Monday, April 25, 2011

Spiritual abuse and codependence, part 6: Repetition

Some days after the first tantrum, when I was feeling a little braver, I asked whether Sage had read my email about not assuming and projecting. Sage said, “I skimmed it—I’ve had a lot to do,” and changed the subject because we had more important things to talk about: had I read their last email? In depth?

Soon thereafter, I went to the computer with my morning coffee and opened my email. Since the first tantrum, I had never opened one of Sage’s emails with quite the same sense of blind trust and euphoric happiness. I was no longer sure I’d always get my sugar-coated love bomb. Still, I was sure there wouldn’t be another tantrum, because I had expressed my concerns and I knew Sage would never hurt me on purpose. Besides, I had been extra careful not to say anything that might give offense.

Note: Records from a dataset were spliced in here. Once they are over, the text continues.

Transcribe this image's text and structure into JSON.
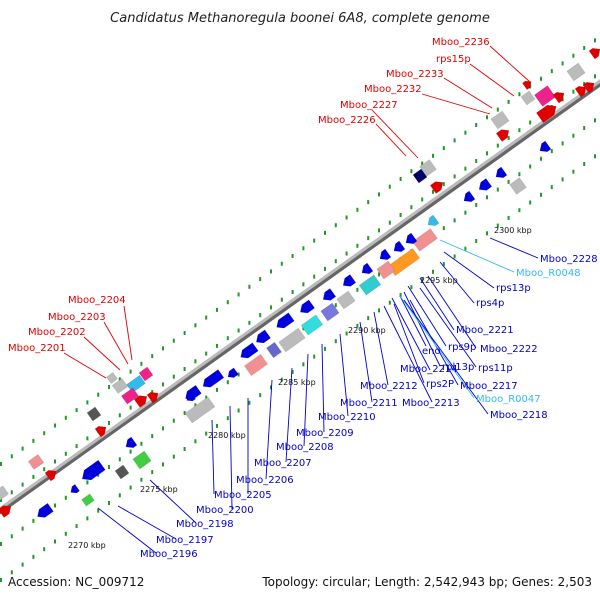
{
  "title": "Candidatus Methanoregula boonei 6A8, complete genome",
  "footer": {
    "accession": "Accession: NC_009712",
    "stats": "Topology: circular; Length: 2,542,943 bp; Genes: 2,503"
  },
  "colors": {
    "forward_label": "#e00000",
    "reverse_label": "#0000cc",
    "rna_label": "#33bbee",
    "backbone": "#888888",
    "dot": "#229922"
  },
  "ticks": [
    "2270 kbp",
    "2275 kbp",
    "2280 kbp",
    "2285 kbp",
    "2290 kbp",
    "2295 kbp",
    "2300 kbp"
  ],
  "labels_top": [
    "Mboo_2236",
    "rps15p",
    "Mboo_2233",
    "Mboo_2232",
    "Mboo_2227",
    "Mboo_2226"
  ],
  "labels_left": [
    "Mboo_2204",
    "Mboo_2203",
    "Mboo_2202",
    "Mboo_2201"
  ],
  "labels_right": [
    "Mboo_2228",
    "Mboo_R0048",
    "rps13p",
    "rps4p",
    "Mboo_2221",
    "Mboo_2222",
    "rps9p",
    "rps11p",
    "rpl13p",
    "eno",
    "Mboo_2214",
    "Mboo_2217",
    "rps2P",
    "Mboo_R0047",
    "Mboo_2213",
    "Mboo_2218",
    "Mboo_2212",
    "Mboo_2211",
    "Mboo_2210",
    "Mboo_2209",
    "Mboo_2208",
    "Mboo_2207",
    "Mboo_2206",
    "Mboo_2205",
    "Mboo_2200",
    "Mboo_2198",
    "Mboo_2197",
    "Mboo_2196"
  ]
}
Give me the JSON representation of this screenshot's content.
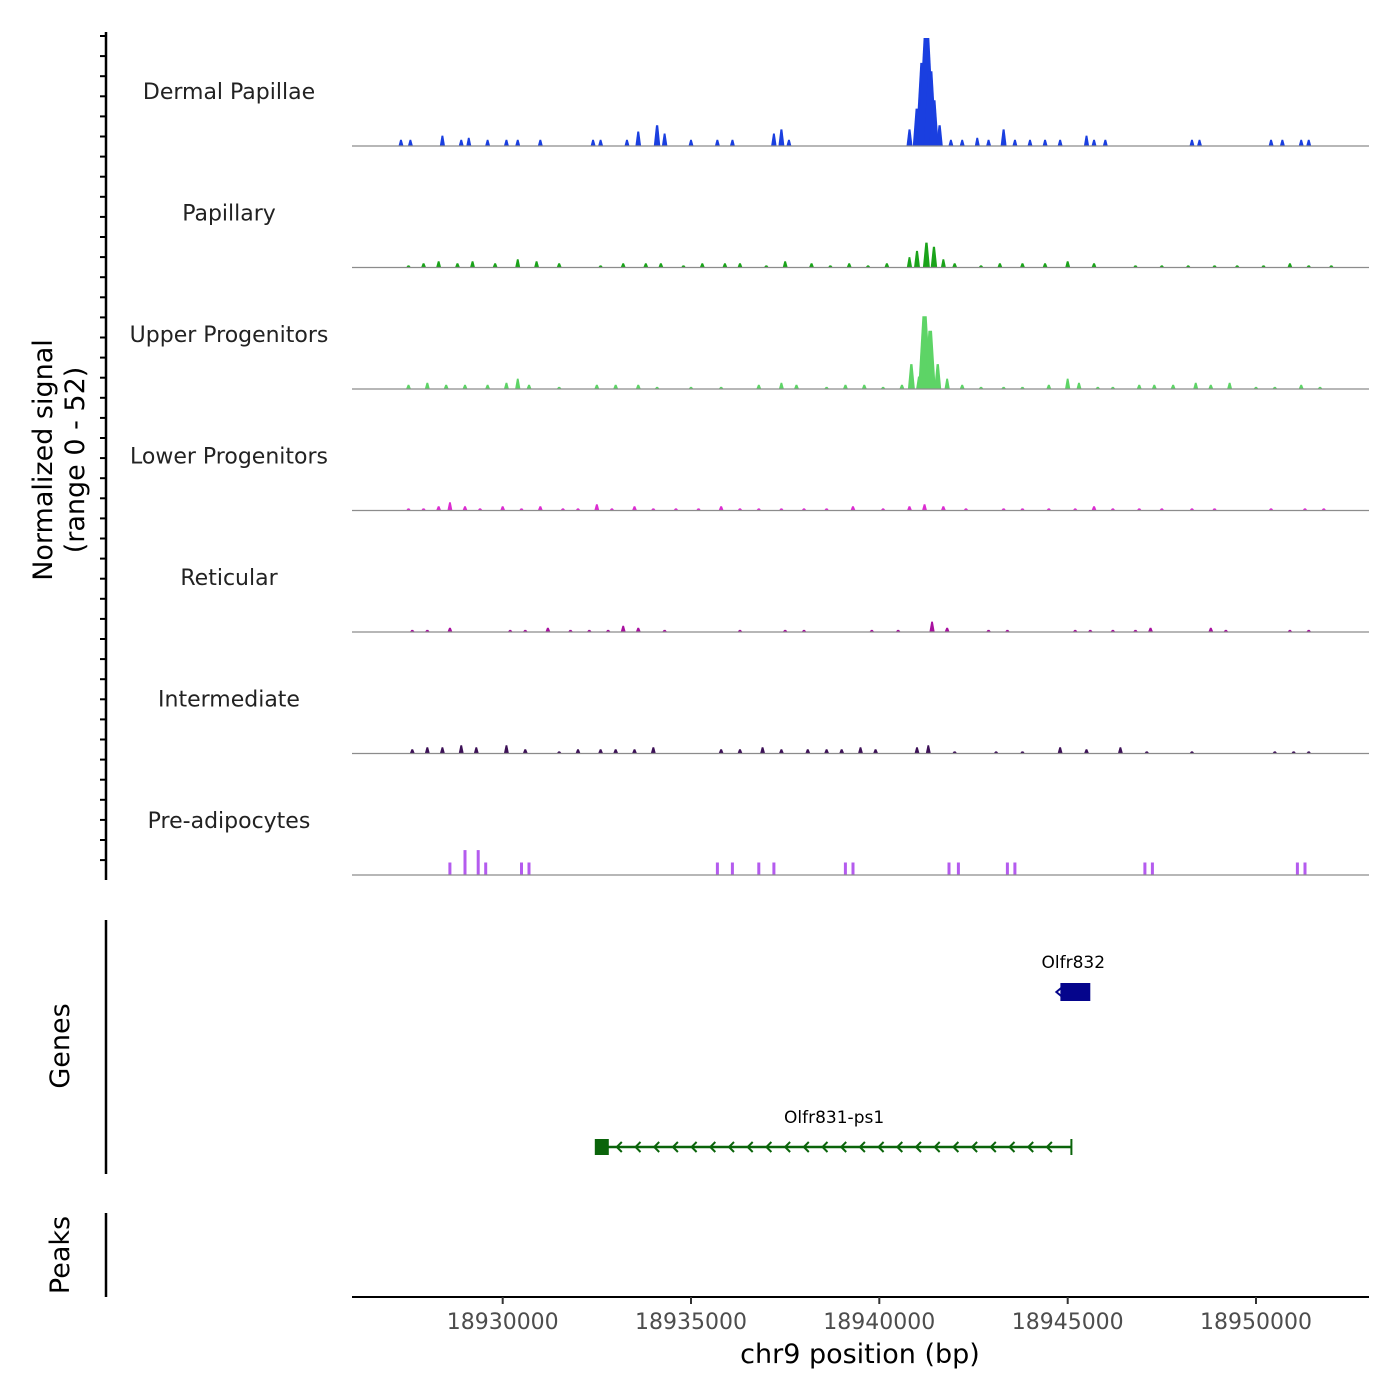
{
  "chart_data": {
    "type": "coverage",
    "chrom": "chr9",
    "xlim": [
      18926000,
      18953000
    ],
    "x_ticks": [
      18930000,
      18935000,
      18940000,
      18945000,
      18950000
    ],
    "x_tick_labels": [
      "18930000",
      "18935000",
      "18940000",
      "18945000",
      "18950000"
    ],
    "xlabel": "chr9 position (bp)",
    "ylabel_line1": "Normalized signal",
    "ylabel_line2": "(range 0 - 52)",
    "y_range": [
      0,
      52
    ],
    "genes_label": "Genes",
    "peaks_label": "Peaks",
    "peaks": [],
    "tracks": [
      {
        "name": "Dermal Papillae",
        "color": "#1a3fe0",
        "signal": [
          [
            18927300,
            3
          ],
          [
            18927550,
            3
          ],
          [
            18928400,
            5
          ],
          [
            18928900,
            3
          ],
          [
            18929100,
            4
          ],
          [
            18929600,
            3
          ],
          [
            18930100,
            3
          ],
          [
            18930400,
            3
          ],
          [
            18931000,
            3
          ],
          [
            18932400,
            3
          ],
          [
            18932600,
            3
          ],
          [
            18933300,
            3
          ],
          [
            18933600,
            7
          ],
          [
            18934100,
            10
          ],
          [
            18934300,
            6
          ],
          [
            18935000,
            3
          ],
          [
            18935700,
            3
          ],
          [
            18936100,
            3
          ],
          [
            18937200,
            6
          ],
          [
            18937400,
            8
          ],
          [
            18937600,
            3
          ],
          [
            18940800,
            8
          ],
          [
            18941000,
            18
          ],
          [
            18941150,
            40
          ],
          [
            18941250,
            52
          ],
          [
            18941350,
            36
          ],
          [
            18941450,
            22
          ],
          [
            18941600,
            10
          ],
          [
            18941900,
            3
          ],
          [
            18942200,
            3
          ],
          [
            18942600,
            4
          ],
          [
            18942900,
            3
          ],
          [
            18943300,
            8
          ],
          [
            18943600,
            3
          ],
          [
            18944000,
            3
          ],
          [
            18944400,
            3
          ],
          [
            18944800,
            3
          ],
          [
            18945500,
            5
          ],
          [
            18945700,
            3
          ],
          [
            18946000,
            3
          ],
          [
            18948300,
            3
          ],
          [
            18948500,
            3
          ],
          [
            18950400,
            3
          ],
          [
            18950700,
            3
          ],
          [
            18951200,
            3
          ],
          [
            18951400,
            3
          ]
        ]
      },
      {
        "name": "Papillary",
        "color": "#1aa31a",
        "signal": [
          [
            18927500,
            1
          ],
          [
            18927900,
            2
          ],
          [
            18928300,
            3
          ],
          [
            18928800,
            2
          ],
          [
            18929200,
            3
          ],
          [
            18929800,
            2
          ],
          [
            18930400,
            4
          ],
          [
            18930900,
            3
          ],
          [
            18931500,
            2
          ],
          [
            18932600,
            1
          ],
          [
            18933200,
            2
          ],
          [
            18933800,
            2
          ],
          [
            18934200,
            2
          ],
          [
            18934800,
            1
          ],
          [
            18935300,
            2
          ],
          [
            18935900,
            2
          ],
          [
            18936300,
            2
          ],
          [
            18937000,
            1
          ],
          [
            18937500,
            3
          ],
          [
            18938200,
            2
          ],
          [
            18938700,
            1
          ],
          [
            18939200,
            2
          ],
          [
            18939700,
            1
          ],
          [
            18940200,
            2
          ],
          [
            18940800,
            5
          ],
          [
            18941000,
            8
          ],
          [
            18941250,
            12
          ],
          [
            18941450,
            10
          ],
          [
            18941700,
            4
          ],
          [
            18942000,
            2
          ],
          [
            18942700,
            1
          ],
          [
            18943200,
            2
          ],
          [
            18943800,
            2
          ],
          [
            18944400,
            2
          ],
          [
            18945000,
            3
          ],
          [
            18945700,
            2
          ],
          [
            18946800,
            1
          ],
          [
            18947500,
            1
          ],
          [
            18948200,
            1
          ],
          [
            18948900,
            1
          ],
          [
            18949500,
            1
          ],
          [
            18950200,
            1
          ],
          [
            18950900,
            2
          ],
          [
            18951400,
            1
          ],
          [
            18952000,
            1
          ]
        ]
      },
      {
        "name": "Upper Progenitors",
        "color": "#5dd466",
        "signal": [
          [
            18927500,
            2
          ],
          [
            18928000,
            3
          ],
          [
            18928500,
            2
          ],
          [
            18929000,
            2
          ],
          [
            18929600,
            2
          ],
          [
            18930100,
            3
          ],
          [
            18930400,
            5
          ],
          [
            18930700,
            2
          ],
          [
            18931500,
            1
          ],
          [
            18932500,
            2
          ],
          [
            18933000,
            2
          ],
          [
            18933600,
            2
          ],
          [
            18934100,
            1
          ],
          [
            18935000,
            1
          ],
          [
            18935800,
            1
          ],
          [
            18936800,
            2
          ],
          [
            18937400,
            3
          ],
          [
            18937800,
            2
          ],
          [
            18938600,
            1
          ],
          [
            18939100,
            2
          ],
          [
            18939600,
            2
          ],
          [
            18940100,
            1
          ],
          [
            18940600,
            2
          ],
          [
            18940850,
            12
          ],
          [
            18941050,
            6
          ],
          [
            18941200,
            35
          ],
          [
            18941350,
            28
          ],
          [
            18941550,
            12
          ],
          [
            18941800,
            5
          ],
          [
            18942200,
            2
          ],
          [
            18942700,
            1
          ],
          [
            18943300,
            1
          ],
          [
            18943800,
            1
          ],
          [
            18944500,
            2
          ],
          [
            18945000,
            5
          ],
          [
            18945300,
            3
          ],
          [
            18945800,
            1
          ],
          [
            18946200,
            1
          ],
          [
            18946900,
            2
          ],
          [
            18947300,
            2
          ],
          [
            18947800,
            2
          ],
          [
            18948400,
            3
          ],
          [
            18948800,
            2
          ],
          [
            18949300,
            3
          ],
          [
            18950000,
            1
          ],
          [
            18950500,
            1
          ],
          [
            18951200,
            2
          ],
          [
            18951700,
            1
          ]
        ]
      },
      {
        "name": "Lower Progenitors",
        "color": "#dc2cd1",
        "signal": [
          [
            18927500,
            1
          ],
          [
            18927900,
            1
          ],
          [
            18928300,
            2
          ],
          [
            18928600,
            4
          ],
          [
            18929000,
            2
          ],
          [
            18929400,
            1
          ],
          [
            18930000,
            2
          ],
          [
            18930500,
            1
          ],
          [
            18931000,
            2
          ],
          [
            18931600,
            1
          ],
          [
            18932000,
            1
          ],
          [
            18932500,
            3
          ],
          [
            18932900,
            1
          ],
          [
            18933500,
            2
          ],
          [
            18934000,
            1
          ],
          [
            18934600,
            1
          ],
          [
            18935200,
            1
          ],
          [
            18935800,
            2
          ],
          [
            18936300,
            1
          ],
          [
            18936800,
            1
          ],
          [
            18937400,
            1
          ],
          [
            18938000,
            1
          ],
          [
            18938600,
            1
          ],
          [
            18939300,
            2
          ],
          [
            18940100,
            1
          ],
          [
            18940800,
            2
          ],
          [
            18941200,
            3
          ],
          [
            18941700,
            2
          ],
          [
            18942300,
            1
          ],
          [
            18943300,
            1
          ],
          [
            18943800,
            1
          ],
          [
            18944500,
            1
          ],
          [
            18945200,
            1
          ],
          [
            18945700,
            2
          ],
          [
            18946200,
            1
          ],
          [
            18946900,
            1
          ],
          [
            18947500,
            1
          ],
          [
            18948300,
            1
          ],
          [
            18948900,
            1
          ],
          [
            18950400,
            1
          ],
          [
            18951300,
            1
          ],
          [
            18951800,
            1
          ]
        ]
      },
      {
        "name": "Reticular",
        "color": "#a8109f",
        "signal": [
          [
            18927600,
            1
          ],
          [
            18928000,
            1
          ],
          [
            18928600,
            2
          ],
          [
            18930200,
            1
          ],
          [
            18930600,
            1
          ],
          [
            18931200,
            2
          ],
          [
            18931800,
            1
          ],
          [
            18932300,
            1
          ],
          [
            18932800,
            1
          ],
          [
            18933200,
            3
          ],
          [
            18933600,
            2
          ],
          [
            18934300,
            1
          ],
          [
            18936300,
            1
          ],
          [
            18937500,
            1
          ],
          [
            18938000,
            1
          ],
          [
            18939800,
            1
          ],
          [
            18940500,
            1
          ],
          [
            18941400,
            5
          ],
          [
            18941800,
            2
          ],
          [
            18942900,
            1
          ],
          [
            18943400,
            1
          ],
          [
            18945200,
            1
          ],
          [
            18945600,
            1
          ],
          [
            18946200,
            1
          ],
          [
            18946800,
            1
          ],
          [
            18947200,
            2
          ],
          [
            18948800,
            2
          ],
          [
            18949200,
            1
          ],
          [
            18950900,
            1
          ],
          [
            18951400,
            1
          ]
        ]
      },
      {
        "name": "Intermediate",
        "color": "#3d1157",
        "signal": [
          [
            18927600,
            2
          ],
          [
            18928000,
            3
          ],
          [
            18928400,
            3
          ],
          [
            18928900,
            4
          ],
          [
            18929300,
            3
          ],
          [
            18930100,
            4
          ],
          [
            18930600,
            2
          ],
          [
            18931500,
            1
          ],
          [
            18932000,
            2
          ],
          [
            18932600,
            2
          ],
          [
            18933000,
            2
          ],
          [
            18933500,
            2
          ],
          [
            18934000,
            3
          ],
          [
            18935800,
            2
          ],
          [
            18936300,
            2
          ],
          [
            18936900,
            3
          ],
          [
            18937400,
            2
          ],
          [
            18938100,
            2
          ],
          [
            18938600,
            2
          ],
          [
            18939000,
            2
          ],
          [
            18939500,
            3
          ],
          [
            18939900,
            2
          ],
          [
            18941000,
            3
          ],
          [
            18941300,
            4
          ],
          [
            18942000,
            1
          ],
          [
            18943100,
            1
          ],
          [
            18943800,
            1
          ],
          [
            18944800,
            3
          ],
          [
            18945500,
            2
          ],
          [
            18946400,
            3
          ],
          [
            18947100,
            1
          ],
          [
            18948300,
            1
          ],
          [
            18950500,
            1
          ],
          [
            18951000,
            1
          ],
          [
            18951400,
            1
          ]
        ]
      },
      {
        "name": "Pre-adipocytes",
        "color": "#b45bee",
        "signal": [
          [
            18928600,
            6
          ],
          [
            18929000,
            12
          ],
          [
            18929350,
            12
          ],
          [
            18929550,
            6
          ],
          [
            18930500,
            6
          ],
          [
            18930700,
            6
          ],
          [
            18935700,
            6
          ],
          [
            18936100,
            6
          ],
          [
            18936800,
            6
          ],
          [
            18937200,
            6
          ],
          [
            18939100,
            6
          ],
          [
            18939300,
            6
          ],
          [
            18941850,
            6
          ],
          [
            18942100,
            6
          ],
          [
            18943400,
            6
          ],
          [
            18943600,
            6
          ],
          [
            18947050,
            6
          ],
          [
            18947250,
            6
          ],
          [
            18951100,
            6
          ],
          [
            18951300,
            6
          ]
        ]
      }
    ],
    "genes": [
      {
        "name": "Olfr832",
        "start": 18944700,
        "end": 18945600,
        "strand": "-",
        "color": "#05058c",
        "row": 1
      },
      {
        "name": "Olfr831-ps1",
        "start": 18932500,
        "end": 18945100,
        "strand": "-",
        "color": "#0a640a",
        "row": 2
      }
    ]
  }
}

There, sitting in my inbox like a series of sugar-free landmines, was another tantrum, following roughly the same schedule, word count, and narrative arc. This time, of course, I had no rank to lose, but my credential was at risk because of my abusive behavior and my immature relationship with the Source. Intensive spiritual work with Sage would be required.

I knew what was expected of me. I made the call. I repeated the apologies word for word at Sage’s prompting. The love-bombing resumed.